In the utility model, the positioning steel wire rope 7 is connected with the steel upright post 14 through the vertical positioning hanging rib 10, after the steel upright post 14 is lowered into the pile hole for a preset height, at least part of the vertical positioning hanging rib 10 is exposed above the pile hole, so that the positioning steel wire rope 7 cannot be immersed into slurry, and after the steel upright post 14 is hoisted, the positioning steel wire rope 7 is conveniently separated from the vertical positioning hanging rib 10 without cutting the steel wire rope, thereby being convenient for repeated utilization; on the other hand can directly perceivedly, accurately observe, measure the locating position of steel stand 14 fast, can know whether steel stand 14 takes place the skew, runs the position, and the location is accurate, greatly reduced steel stand 14 positioning time and deviation, improved work efficiency.
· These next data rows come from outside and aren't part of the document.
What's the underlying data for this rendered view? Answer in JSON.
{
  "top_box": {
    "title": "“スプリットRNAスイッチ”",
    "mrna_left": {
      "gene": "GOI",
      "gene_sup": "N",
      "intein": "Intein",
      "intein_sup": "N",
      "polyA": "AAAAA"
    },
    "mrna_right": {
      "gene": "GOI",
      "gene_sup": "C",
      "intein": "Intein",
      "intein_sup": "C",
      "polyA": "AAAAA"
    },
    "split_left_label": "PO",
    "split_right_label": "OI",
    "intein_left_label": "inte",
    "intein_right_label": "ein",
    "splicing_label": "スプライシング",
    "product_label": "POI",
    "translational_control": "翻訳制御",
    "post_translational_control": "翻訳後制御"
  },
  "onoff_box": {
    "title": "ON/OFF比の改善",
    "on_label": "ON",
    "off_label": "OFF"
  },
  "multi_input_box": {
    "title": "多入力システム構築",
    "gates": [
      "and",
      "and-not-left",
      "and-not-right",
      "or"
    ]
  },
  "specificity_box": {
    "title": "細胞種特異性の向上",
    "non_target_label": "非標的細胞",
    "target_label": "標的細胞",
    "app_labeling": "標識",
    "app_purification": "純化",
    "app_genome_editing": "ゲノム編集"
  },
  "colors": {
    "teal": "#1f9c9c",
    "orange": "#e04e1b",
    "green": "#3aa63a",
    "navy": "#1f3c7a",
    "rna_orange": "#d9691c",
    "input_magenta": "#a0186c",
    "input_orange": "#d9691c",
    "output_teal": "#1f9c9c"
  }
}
In the utility model, the two first lifting lugs 2 and the two second lifting lugs 5 are symmetrically distributed along the central line of the beam 1 in the vertical direction, so that the uniform stress of all the lifting lugs on the beam 1 can be ensured, and the occurrence of safety risks caused by uneven stress of the lifting lugs can be reduced.

The utility model is used for the construction of the steel upright post 14 of the inner support system of the large-area foundation pit, after the pile hole of the steel upright post 14 is formed, and after the hole is cleaned, the temporary steel upright post 14 and the reinforcement cage 15 are hoisted by a crane twice, the reinforcement cage 15 is firstly placed into the pile hole for temporary fixation, then the steel upright post 14 is hoisted in place, and is connected and welded with the reinforcement cage 15 which is temporarily fixed, and is lowered to a preset elevation, the top of the general steel upright post 14 protrudes out of the top surface of the pile casing by about 1-1.5 m, and is temporarily fixed again. The vertical positioning hanging bar 10 which is made of 18mm diameter HPB300 steel bars and has the length of 2-2.5m is firmly welded with the top of the steel upright post 14, the length of the vertical positioning hanging bar 10 is equal to the difference value of the designed top elevation of the steel upright post 14 and the top elevation of the steel casing, and the welding lap joint length of 30cm is added, so that the length is 2-2.5 m. Then connecting the vertical positioning hanging bar 10 with the positioning steel wire rope 7 by using a shackle, continuously descending the steel upright post 14 to a designed elevation, determining the position of the steel upright post 14 in the pile hole slurry by comparing the position of the vertical positioning hanging bar 10 with two 'straight' positioning points 17 measured and placed around the pile hole, correcting the position of the steel upright post 14 in the pile hole by swinging of a crane hook and manually assisting to pull the vertical positioning hanging bar 10 if the steel upright post 14 is inclined and deviated, and finishing the placement after the position of the steel upright post 14 in the pile hole is centered. Therefore, the positioning time and deviation of the steel upright post 14 are greatly reduced, and the working efficiency is improved.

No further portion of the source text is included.